Mais commençons par l’heureuse surprise : une production originale et cohérente, finement travaillée et qui régale les yeux. Le conte fantaisiste y prime sur la parabole initiatique, un choix assumé avec intelligence. Pour lieu principal de l’intrigue, les Québécois André Barbe (qui signe la scénographie) et Renaud Doucet (pour la mise en scène) se sont inspirés de l’hôtel Sacher et de sa légendaire directrice, Anna Sacher – femme de tête, grande fumeuse de cigares, qui avait succédé à son défunt époux, ex-chef de Metternich et fondateur de l’établissement. La question du pouvoir au féminin sera celle de cette Reine de la Nuit, entourée de tout un petit monde hôtelier : Tamino en client somnambule (le dragon qui le poursuit en rêve n’est autre que la gigantesque pile d’assiettes que portait une serveuse croisée la veille), Sarastro en chef à toque (et sa brigade de mitrons), Papageno en fournisseur de duvets, Monostatos en préposé à la chaudière (visage charbonneux à l’appui), les Dames en femmes de chambre, les Garçons en grooms. Discret clin d’œil au XVIIIe siècle, cette Vienne de la Belle Epoque se déploie en multiples décors dessinés à la plume, à-plats en noir et blanc qui évoquent les livres pour enfants et nous font voyager du hall (où apparaît solennellement la Directrice-Reine de la Nuit par l’ascenseur principal) aux cuisines (royaume de Sarastro), de la cave (lieu des épreuves – et des réunions clandestines d’un groupe de suffragettes menées par la Directrice) au jardin d’hiver (où dort sa fille Pamina, lorgnée par Monostatos)… habités de costumes délicieusement rétro et colorés et par les marionnettes inventives de Patrick Martel (en un tournemain, des oreillers se transforment en oies, des légumes en monstre arcimboldien, des poupons en bébés « papageniens », et les Hommes d’armes sont des géants articulés), dans un dialogue très créatif entre réalisme et excentricité. Après des épreuves culinaires, Tamino et Pamina rejoindront la confrérie des cuisiniers et Sarastro fera sien le combat féministe.
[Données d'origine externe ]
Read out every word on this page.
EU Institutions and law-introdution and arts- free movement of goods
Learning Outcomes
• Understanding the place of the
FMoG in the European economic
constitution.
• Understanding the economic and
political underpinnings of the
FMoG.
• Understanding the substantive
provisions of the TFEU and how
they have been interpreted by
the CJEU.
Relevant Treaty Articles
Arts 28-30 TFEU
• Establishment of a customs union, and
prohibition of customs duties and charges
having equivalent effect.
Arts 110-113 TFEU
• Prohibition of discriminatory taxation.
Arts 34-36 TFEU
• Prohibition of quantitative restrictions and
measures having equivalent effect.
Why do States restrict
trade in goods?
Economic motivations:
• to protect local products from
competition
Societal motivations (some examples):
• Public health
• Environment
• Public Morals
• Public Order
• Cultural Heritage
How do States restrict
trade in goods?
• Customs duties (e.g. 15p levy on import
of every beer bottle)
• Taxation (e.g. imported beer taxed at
Devant tant d’inventivité, il est d’autant plus paradoxal de subir la direction lourde de Ryan Wigglesworth, aux lenteurs atones, qui dessert tant l’Orchestre de l’Âge des Lumières (dont on aurait aimé mieux goûter les timbres astringents) que l’esprit de l’œuvre, accusant ses longueurs et oublieuse de sa verve joyeuse. Heureusement, le plateau vocal est à l’amble de la production et compense par son charme et son homogénéité ce problème de fond. À part pour la Reine de Caroline Wettergreen, dont on apprécie peu le timbre sans corps et les suraigus abusifs, on est sous le charme, à commencer par le couple Tamino/Pamina : lui, un David Portillo souple et vibrant, ductile, sans mièvrerie ; elle, une Sofia Fomina à la lumière fruitée, à la conduite stylée, infiniment touchante. Brindley Sherratt est un Sarastro de belle profondeur, dans une option « de proximité » : moins « sage inaccessible » qu’enrobante figure paternelle ; Michael Kraus est un Orateur de la belle autorité. Papageno joueur et bien chantant de Björn Bürger, gentille Papagena d’Alison Rose, Dames parfaites (plus que les Garçons, un peu verts) comme les Hommes d’armes.

Ce n’est pas la lecture musicale la plus vivante de la Flûte, ni même sa transposition théâtrale la plus complète. Mais c’est une proposition dramaturgique pertinente et tenue de bout en bout, servie par une distribution presque sans accroc, qui s’y amuse et convainc : qualités qui touchent peut-être plus que la perfection.